Everything else being equal, that raises prices. And that’s okay. If an industry can only exist by paying starvation wages, then it shouldn’t exist. The industry with the highest percentage of minimum wage workers in 2017 was leisure and hospitality, where “About three-fifths of all workers paid at or below the federal minimum wage were employed in this industry, almost entirely in restaurants and other food services.” If our society has an issue with them earning more, then we have a moral problem, not an economic one.
Unfortunately and to repeat a common theme here, standard operating procedure at the Federal Reserve is to actively stop the sort of economic expansions that may raise wages by inducing a recession. Little wonder profits have risen while wages stagnated.
4. Money supply growth does not, indeed cannot, cause inflation!
I’m not sure this should be included as a reason to not be panicked, but it’s a common myth that I feel compelled to address. The idea that money growth caused inflation always bothered me when I taught it because something didn’t feel right. How could the Fed, whose policies create no new income and only cause assets of the same value to change from one form to another, cause inflation? People are no wealthier after a monetary expansion, they just hold cash instead of T-Bills. Fiscal policy CAN cause inflation, as it did in World War Two, but not monetary. Monetary policy does not create new spending, as Friedman argued with his helicopter example. There’s a reason he used a helicopter and not real-world central bank policy: it was the only way he could come to his preferred, but false, conclusion.
The Inflation Announcement
What does the announcement look like in the context of the above reframing? First and foremost, you want to ask how income is being redistributed—because not everyone is worse off. The bottom line is that the economy is opening back up, helped by vaccinations and stimulus money, while firms continue to face COVID-related bottlenecks. These are affecting different industries to a different extent.

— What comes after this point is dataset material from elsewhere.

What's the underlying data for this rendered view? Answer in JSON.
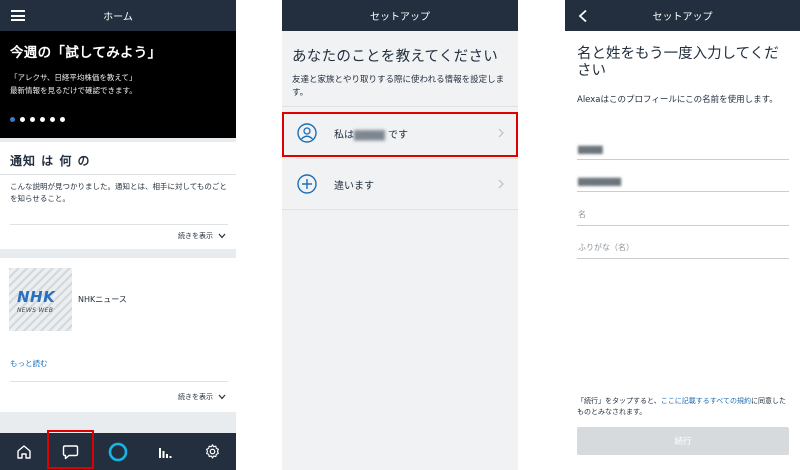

In April, the biggest increases were in used cars and trucks (10%) and transportation services (2.9%). Over the past year the biggest jump by far was in energy prices, at +25% (this is before the recent ransomware attack, incidentally), while used cars and trucks followed closely at 21% (look at Table 7 for a detailed breakdown). These are among the winners—do we throw the economy into a deep recession to keep used car prices from rising? Does that make sense? Or do we allow those prices to rise and then affect entrepreneurs’ decisions about what to produce for tomorrow?
And we are seeing other industries start to face shortages:
“Businesses can’t keep up in demand, a problem exacerbated by ongoing bottlenecks in the global trading system tied to the pandemic. Computer chips are especially in short supply and that’s held up production of new autos and other manufactured goods. Americans are also rushing to dine out, travel or go far away for vacation, activities they shied away from during the pandemic. That’s also driving up prices at popular vacation resorts and other venues where people plan to congregate.” MarketWatch
So? That’s what’s supposed to happen in a market system: those selling the products in highest demand get to raise prices. Good for them.
And “A tight job market is contributing to the increase.” I ask again, why would we stop this? Should hotels and resorts not benefit from the fact that people are flocking back? Shouldn’t the workers for in-demand industries also benefit? Why would we follow the Fed’s blueprint and stop that?
If the cause of inflation is monopolistic suppression of competition, that’s a real problem that should be addressed (just not with monetary policy!). If it’s bottlenecks and increased demand, that’s a profit opportunity waiting to be exploited. For crying out loud, when the market actually does something useful, leave it alone.